The Doneui-dong/Nakwon-dong area of Jongno, where the Choonwondang Oriental Clinic & Museum is located, is twisted, complicated, and narrow, a ‘bowel’ in the city of Seoul. The streets are too confined for construction vehicles to pass through; shabby love hotels are everywhere; cheap eateries sell cold noodles for just under 4 US dollars; the area still evokes its own past, a once infamous red-light district called Jongsam. As you enter the area, the clock seems to run back twenty or thirty years. An ideal location for a Seoul film noir, one may think.
Here history runs deep. To the east are the walls of the Jongmyo Shrine, to the west is the Pagoda Park. Flanked by Donhwamun-ro, this is one of the oldest areas in Seoul. The Choonwondang Clinic has been located here since 1953, founded right after the Korea War. Originally established in 1847 in Bakcheon, North Korea, and handed down through seven generations, the clinic regards itself as a committed guardian of Seoul’s historic center. The client stated that despite the area’s deterioration the clinic was to remain, and that the new building was to represent new visions for the area’s future. An idea for an open and transparent building was thus conceived.

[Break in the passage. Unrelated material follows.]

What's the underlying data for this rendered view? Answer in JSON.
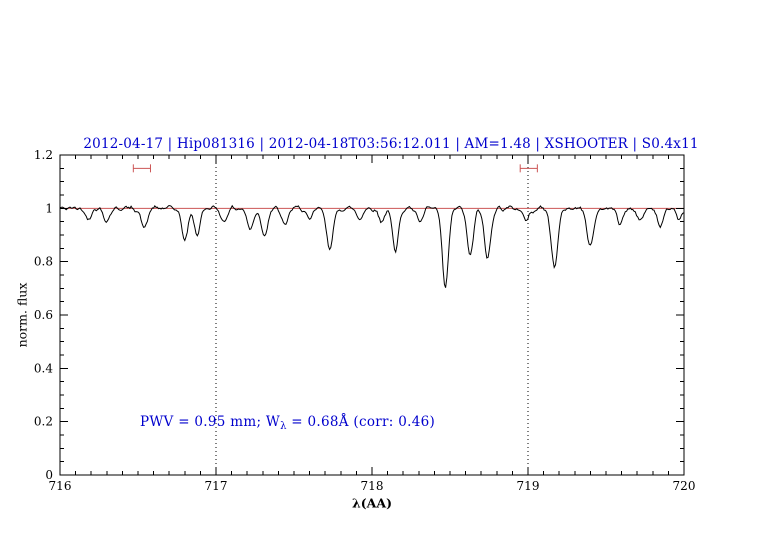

The Choonwondang Oriental Clinic & Museum is a mixed-use building, as the name suggests. The functional programming is based on the Essence-Energy-Spirit Theory of Oriental medicine. Doctors’ offices and a herbal-medicine production room seek to enliven the essence of the body; the basement hall, where various cultural activities such as exhibitions, seminars, and concerts take place, is intended to enhance the energy of the mind; the museum, where the history of the clinic itself and traditional relics of Oriental medicine are on display, promotes the spirit of the medical profession. Located at various parts of the building, these spaces are open to visitors and well connected with the surroundings. Materials are also based on the philosophy of Oriental medicine. The use of paint, for example, is kept to a minimum. Instead, raw materials such as basalt, exposed concrete with the texture of wood, wood itself, and glass are the main finishing elements; matte stainless steel and galvanized steel are also used. By using natural materials we wanted to show our respect for the philosophy of natural herbal medicine.
The herbal medicine production room was the key element of the design. It is at the same time mechanical and sacred, an ‘intestine’ of these bowels of an ancient city. We wanted to deliver a poetic message with this complicated machine, the patent for which belongs to the clinic. We had the room face north to minimize the hazards of direct sunlight. It took a great deal of technical coordination and visual adjustments to transform this mechanical contraption into a design statement. The result is a new type of Oriental clinic, in which internal process becomes a part of urban streetscape.
The Choonwondang Oriental Clinic & Museum is the largest, most complicated, and most heavily laden with meanings among all the series of projects in Seoul’s historic center that my office has yet undertaken. The context of an old city plus a program for an Oriental clinic gave us another chance to realize our belief in ‘the old creating the new’; it was a rare opportunity to combine in one project the two eternal antipodes of architecture, the site and the program.